Getting the keycaps printed was a major problem. I bought blank key caps because I figured my design would change, and anyway the layout was already non-standard in terms of what went on each key. I also wanted various colours for various functions. The general starting place for buying keycaps like this is Signature Plasctics' Pimp My Keyboard online store. I bought DSA profile keys because I figured I would be chopping and changing, and they're the most flexible in terms of which row you put them on.

Which of course led to the the problem of how to get them printed.... I investigated all available options, from dye-sublimation printing to laser engraving to UV printing to stickers and even considered using Letraset covered with clear nail polish. In the end the place where I had the acrylic cut also did laser marking. Although the existing wisdom was that laser marking of PBT keycaps may not work so well, they did a few free tests and the results were great, on light-coloured keys. So I let them do the whole set. Not cheap, but compared to something like DIY dye-sub, a simpler and less hassle solution. And results are good.

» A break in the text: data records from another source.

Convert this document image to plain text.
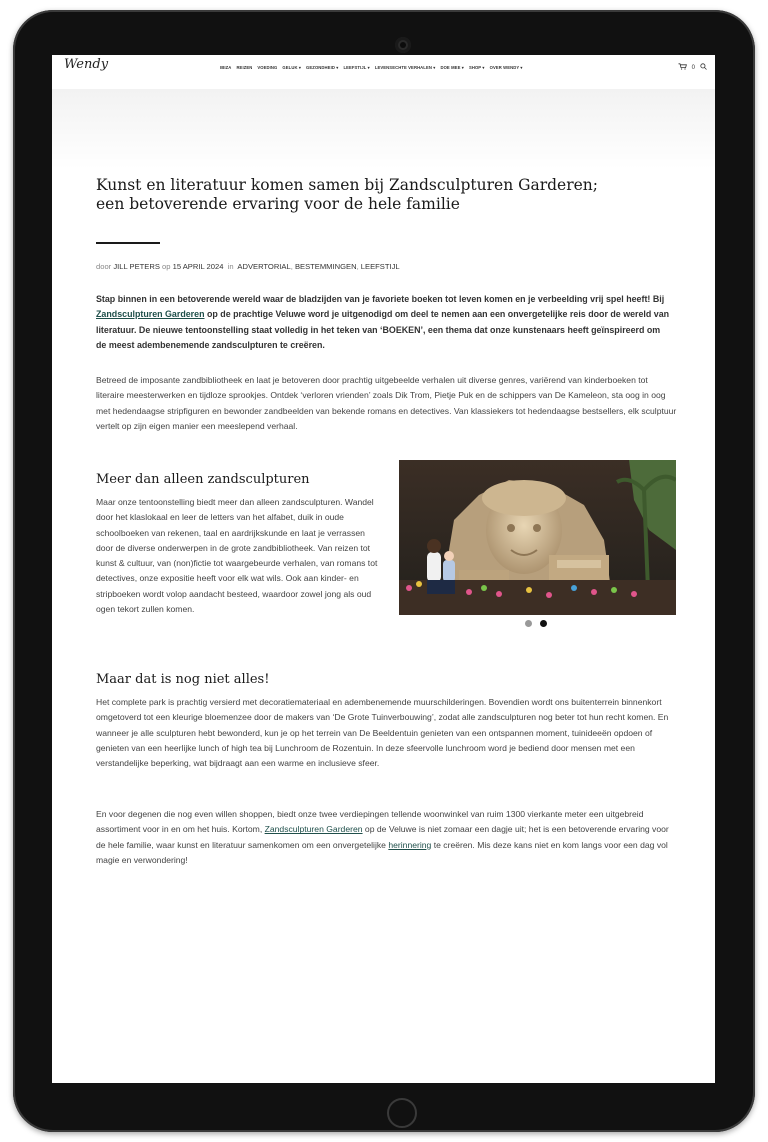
Wendy	IBIZA REIZEN VOEDING GELUK ▾ GEZONDHEID ▾ LEEFSTIJL ▾ LEVENSECHTE VERHALEN ▾ DOE MEE ▾ SHOP ▾ OVER WENDY ▾	0
Kunst en literatuur komen samen bij Zandsculpturen Garderen; een betoverende ervaring voor de hele familie
door JILL PETERS op 15 APRIL 2024 in ADVERTORIAL, BESTEMMINGEN, LEEFSTIJL

Stap binnen in een betoverende wereld waar de bladzijden van je favoriete boeken tot leven komen en je verbeelding vrij spel heeft! Bij Zandsculpturen Garderen op de prachtige Veluwe word je uitgenodigd om deel te nemen aan een onvergetelijke reis door de wereld van literatuur. De nieuwe tentoonstelling staat volledig in het teken van ‘BOEKEN’, een thema dat onze kunstenaars heeft geïnspireerd om de meest adembenemende zandsculpturen te creëren.

Betreed de imposante zandbibliotheek en laat je betoveren door prachtig uitgebeelde verhalen uit diverse genres, variërend van kinderboeken tot literaire meesterwerken en tijdloze sprookjes. Ontdek ‘verloren vrienden’ zoals Dik Trom, Pietje Puk en de schippers van De Kameleon, sta oog in oog met hedendaagse stripfiguren en bewonder zandbeelden van bekende romans en detectives. Van klassiekers tot hedendaagse bestsellers, elk sculptuur vertelt op zijn eigen manier een meeslepend verhaal.

Meer dan alleen zandsculpturen

Maar onze tentoonstelling biedt meer dan alleen zandsculpturen. Wandel door het klaslokaal en leer de letters van het alfabet, duik in oude schoolboeken van rekenen, taal en aardrijkskunde en laat je verrassen door de diverse onderwerpen in de grote zandbibliotheek. Van reizen tot kunst & cultuur, van (non)fictie tot waargebeurde verhalen, van romans tot detectives, onze expositie heeft voor elk wat wils. Ook aan kinder- en stripboeken wordt volop aandacht besteed, waardoor zowel jong als oud ogen tekort zullen komen.

Maar dat is nog niet alles!

Het complete park is prachtig versierd met decoratiemateriaal en adembenemende muurschilderingen. Bovendien wordt ons buitenterrein binnenkort omgetoverd tot een kleurige bloemenzee door de makers van ‘De Grote Tuinverbouwing’, zodat alle zandsculpturen nog beter tot hun recht komen. En wanneer je alle sculpturen hebt bewonderd, kun je op het terrein van De Beeldentuin genieten van een ontspannen moment, tuinideeën opdoen of genieten van een heerlijke lunch of high tea bij Lunchroom de Rozentuin. In deze sfeervolle lunchroom word je bediend door mensen met een verstandelijke beperking, wat bijdraagt aan een warme en inclusieve sfeer.

En voor degenen die nog even willen shoppen, biedt onze twee verdiepingen tellende woonwinkel van ruim 1300 vierkante meter een uitgebreid assortiment voor in en om het huis. Kortom, Zandsculpturen Garderen op de Veluwe is niet zomaar een dagje uit; het is een betoverende ervaring voor de hele familie, waar kunst en literatuur samenkomen om een onvergetelijke herinnering te creëren. Mis deze kans niet en kom langs voor een dag vol magie en verwondering!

Which brings us to the switches.... after research I decided on Cherry Brown switches. The problem then became where to buy them... even the local importer was not able to supply. Eventually ended up buying them from Gon's Keyboard Works, a process which was not without its hiccups. You can also try Massdrop and wait for suitable switches to be on offer. Typically Gateron or Kailh (both Cherry clones, Gateron usually considered better). You could also try RS Compenents. Just be careful you are buying the correct colour.